“Man of Steel,” the latest big screen adaptation of the the Superman story, is very different from all of the other TV and film versions that have gone before it. I’m not just talking about the lack of certain well known elements associated with the comic book icon — no Fortress of Solitude, big S on the back of his cape or kryptonite — but in the way the story is told.
Director Zack Snyder has opted to go darker with his film. That ranges from the deeper hues in Superman’s suit to the percussion-heavy score by Hans Zimmer. You’ve heard Zimmer work in the movies “The Dark Knight Rises,” “Pirates of the Caribbean: On Stranger Tides,” “Rango” and “Inception.”

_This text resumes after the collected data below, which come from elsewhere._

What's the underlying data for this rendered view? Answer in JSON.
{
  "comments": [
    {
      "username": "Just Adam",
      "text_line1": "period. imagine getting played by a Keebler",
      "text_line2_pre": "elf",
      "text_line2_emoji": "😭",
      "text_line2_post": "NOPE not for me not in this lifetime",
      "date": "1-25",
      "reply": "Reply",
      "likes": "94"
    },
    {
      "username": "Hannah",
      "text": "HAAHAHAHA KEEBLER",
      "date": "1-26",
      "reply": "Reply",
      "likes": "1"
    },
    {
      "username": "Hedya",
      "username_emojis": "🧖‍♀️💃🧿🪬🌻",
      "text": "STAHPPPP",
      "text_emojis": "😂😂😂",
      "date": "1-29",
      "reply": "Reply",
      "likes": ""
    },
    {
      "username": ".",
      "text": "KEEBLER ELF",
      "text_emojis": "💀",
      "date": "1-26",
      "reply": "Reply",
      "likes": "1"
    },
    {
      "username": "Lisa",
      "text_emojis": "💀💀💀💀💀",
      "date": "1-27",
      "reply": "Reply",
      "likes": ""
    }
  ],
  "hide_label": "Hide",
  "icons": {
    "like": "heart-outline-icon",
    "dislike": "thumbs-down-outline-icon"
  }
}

The bright and crisp anthem John Williams wrote for the Superman films in the ‘70s and ‘80s had become the standard for all other efforts. Although Zimmer is a huge fan of the work Williams did for “Superman,” the last thing he wanted to do was a variation on his musical theme. His idea for the “Man of Steel” score came after long discussions with Snyder.
“Zack and I started talking and his vision is completely and entirely the only reason why the score exist. He took me by the hand and told me this is what I want to do,” Simmer says. “Then I said ‘Yeah I can feel that.’ Both Zack and I felt what was really important was this idea of hope, that we would celebrate something, we would celebrate an America that has not been celebrated in so long and just be genuine and write from the heart.”
Snyder praises the score saying the big events in the movie are made even stronger by Zimmer’s music. What impressed the director the most is how much the music creates a sense of “humility” that was so important to the tone he wanted for the film.
“I felt in the recent past, people have been apologizing for Superman a little bit for his costume, for his origins, for the way he fits into society. We just wanted to say no, no, this is the mythology and this is how it is and it’s suppose to be this way and I think that’s kind of the movie we made,” Snyder says. “We wanted to enshrine him where he belongs and whether or not that’s making it too important I don’t know but it was the way we wanted to do it.”
And the music was a big part of making that vision work.